Montse vestía una blusa blanca (pues el jersey azul yo se lo había quitado antes)bastante gruesa), una falda negra bastante ajustada y que le llegaba a mitad de sus muslos (tremendamente sexy), unos leotardos de un color gris oscuro y unos zapatos negros de tacón grueso.

Me acerqué a ella y le dije: – ¡Te voy a follar, guarra!…¡Ah! Y pobre de ti que digas algo…porque se podría girar en tu contra…ya sabes…-. Ella gritó lo que parecía un “no” bajo la mordaza. Le di un bofetón y la calmé. Acto seguido, rasgué su camisa y todos sus botones salieron disparados. Su sujetador, de color rojo, quedó al descubierto. No me lo pensé, se lo arranqué y sus dos grandes tetas quedaron al descubierto rebotando arriba y abajo dominadas por un par de pequeños pezones rosados. Entonces, comencé a sobarle las tetas con mi boca y manos; jugaba con ellas sin parar. Mientras, ella sollozaba y trataba de decirme algo; no le hice caso.

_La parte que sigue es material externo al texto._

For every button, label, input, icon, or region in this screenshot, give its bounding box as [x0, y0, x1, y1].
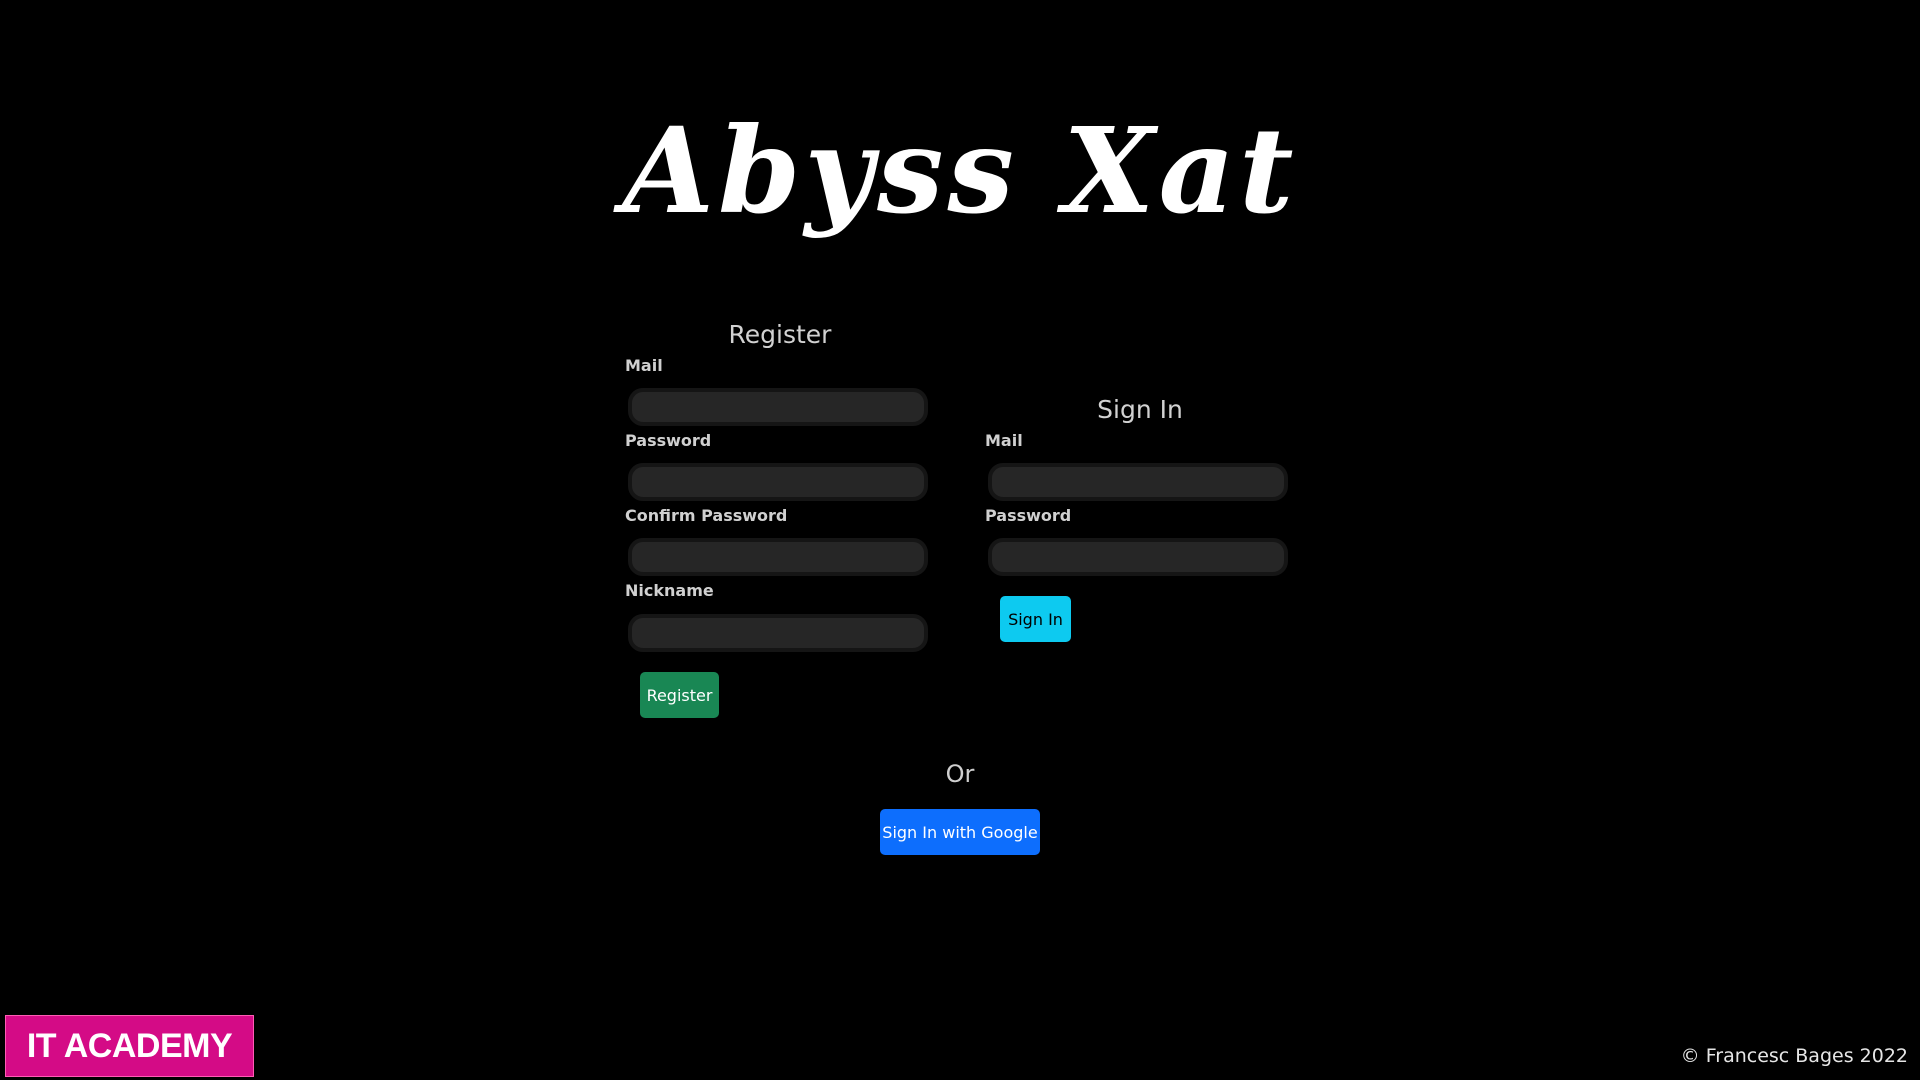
register-mail-input[interactable] [628, 388, 928, 426]
signin-mail-label: Mail [985, 431, 1023, 450]
signin-heading: Sign In [1097, 395, 1183, 424]
register-nickname-label: Nickname [625, 581, 714, 600]
or-separator: Or [945, 760, 975, 788]
register-confirm-password-label: Confirm Password [625, 506, 788, 525]
register-mail-label: Mail [625, 356, 663, 375]
register-button[interactable]: Register [640, 672, 719, 718]
signin-button[interactable]: Sign In [1000, 596, 1071, 642]
google-signin-button[interactable]: Sign In with Google [880, 809, 1040, 855]
signin-password-input[interactable] [988, 538, 1288, 576]
register-password-input[interactable] [628, 463, 928, 501]
register-heading: Register [728, 320, 832, 349]
register-nickname-input[interactable] [628, 614, 928, 652]
register-confirm-password-input[interactable] [628, 538, 928, 576]
login-page: Abyss Xat Register Mail Password Confirm… [0, 0, 1920, 1080]
signin-password-label: Password [985, 506, 1072, 525]
register-password-label: Password [625, 431, 712, 450]
copyright-text: © Francesc Bages 2022 [1680, 1045, 1908, 1067]
it-academy-logo: IT ACADEMY [5, 1015, 254, 1077]
signin-mail-input[interactable] [988, 463, 1288, 501]
app-title: Abyss Xat [622, 101, 1298, 240]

– ¿Sabes que tengo unas ganas locas de verte, otra vez, los pelos de tu coño?-, ella gritó “no” por debajo de su mordaza mientras le caían las lágrimas por las mejillas. Rompí el enganche de la falda y, lentamente, bajé su cremallera. De un golpe seco, se la quité.

Ante mí, quedó su panty de color oscuro. Sin más dilación, agarré panti y bragas al mismo tiempo y tiré hacia abajo, dejando, así, el coño de Montse a mi servicio. Éste era precioso, estaba muy bien afeitado y los pelos que coronaban su Monte de Venus eran muy suaves y de un color no tan oscuro como yo esperaba. Ella trataba de desatarse, pero la penía muy bien sujeta. Sin más, introduje mi lengua en su coño que, para mi sorpresa estaba algo húmedo.

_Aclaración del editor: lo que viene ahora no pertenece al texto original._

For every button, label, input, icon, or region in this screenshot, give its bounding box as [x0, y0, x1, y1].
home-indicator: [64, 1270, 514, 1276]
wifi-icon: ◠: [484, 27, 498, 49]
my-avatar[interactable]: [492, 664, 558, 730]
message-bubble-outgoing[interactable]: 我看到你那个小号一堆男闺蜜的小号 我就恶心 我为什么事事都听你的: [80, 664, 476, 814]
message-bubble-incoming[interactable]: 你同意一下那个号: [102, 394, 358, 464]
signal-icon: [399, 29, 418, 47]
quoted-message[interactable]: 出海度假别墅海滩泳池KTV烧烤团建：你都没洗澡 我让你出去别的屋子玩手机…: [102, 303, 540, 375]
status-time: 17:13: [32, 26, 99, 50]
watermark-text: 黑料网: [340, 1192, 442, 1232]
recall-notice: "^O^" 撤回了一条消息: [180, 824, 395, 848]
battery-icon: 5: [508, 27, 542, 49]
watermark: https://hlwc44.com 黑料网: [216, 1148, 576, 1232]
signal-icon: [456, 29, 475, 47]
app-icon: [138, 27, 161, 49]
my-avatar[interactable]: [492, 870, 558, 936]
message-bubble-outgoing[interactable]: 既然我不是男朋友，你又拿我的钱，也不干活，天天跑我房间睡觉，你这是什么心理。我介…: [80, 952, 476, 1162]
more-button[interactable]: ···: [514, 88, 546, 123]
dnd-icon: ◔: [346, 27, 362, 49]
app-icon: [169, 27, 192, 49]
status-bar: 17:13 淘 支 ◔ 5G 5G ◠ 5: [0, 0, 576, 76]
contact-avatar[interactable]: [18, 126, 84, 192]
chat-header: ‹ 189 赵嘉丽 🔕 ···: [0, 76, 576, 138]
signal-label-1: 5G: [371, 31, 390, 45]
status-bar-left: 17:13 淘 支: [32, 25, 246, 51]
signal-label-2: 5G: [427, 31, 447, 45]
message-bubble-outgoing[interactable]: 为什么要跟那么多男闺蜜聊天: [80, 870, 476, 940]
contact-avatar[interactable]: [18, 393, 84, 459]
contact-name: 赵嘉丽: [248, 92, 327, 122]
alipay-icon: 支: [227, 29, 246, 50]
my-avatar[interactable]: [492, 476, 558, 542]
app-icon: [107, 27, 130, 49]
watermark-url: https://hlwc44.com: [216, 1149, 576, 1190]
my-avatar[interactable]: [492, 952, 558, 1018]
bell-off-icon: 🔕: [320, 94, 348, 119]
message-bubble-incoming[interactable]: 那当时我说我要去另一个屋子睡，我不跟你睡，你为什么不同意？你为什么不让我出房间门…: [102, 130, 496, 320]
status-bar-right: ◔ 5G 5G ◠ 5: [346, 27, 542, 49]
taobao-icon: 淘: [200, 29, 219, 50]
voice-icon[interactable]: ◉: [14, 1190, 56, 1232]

-¿Te estás poniendo cachonda? Pues, aún te espera lo mejor.

Volví a la faena, le movía mi lengua por su coño arriba y abajo sin parar. Succionaba y me tragaba todos sus flujos (eran sabrosos, ummm!). Me desnudé por completo y, con mi polla tiesa, me coloqué frente a ella.

-Te voy a quitar la mordaza y me vas a chupar el rabo, zorra. Como no te portes como es debido te vas a enterar…- Ella no paraba de lloriquear y, ante mi frase, asintió con su cabeza. Me coloque de rodillas sobre ella de forma que la parte interior de mis muslos tocaban sus tetas. Entonces, introduje mi picha dura en su boca y ella comenzó a succionar. ¡Joder, cómo lo hacía! No pude aguantar más y, con lo excitado que estaba, me corrí en su boca y la obligué a tragárselo. Para compensarla, me giré de tal forma que quedamos en posición de 69. Así, le empecé a chupar su bonito y mojadísimo coño. Mientras chupaba su clítoris, metía mi nariz en su agujerito; sacándola totalmente pringada.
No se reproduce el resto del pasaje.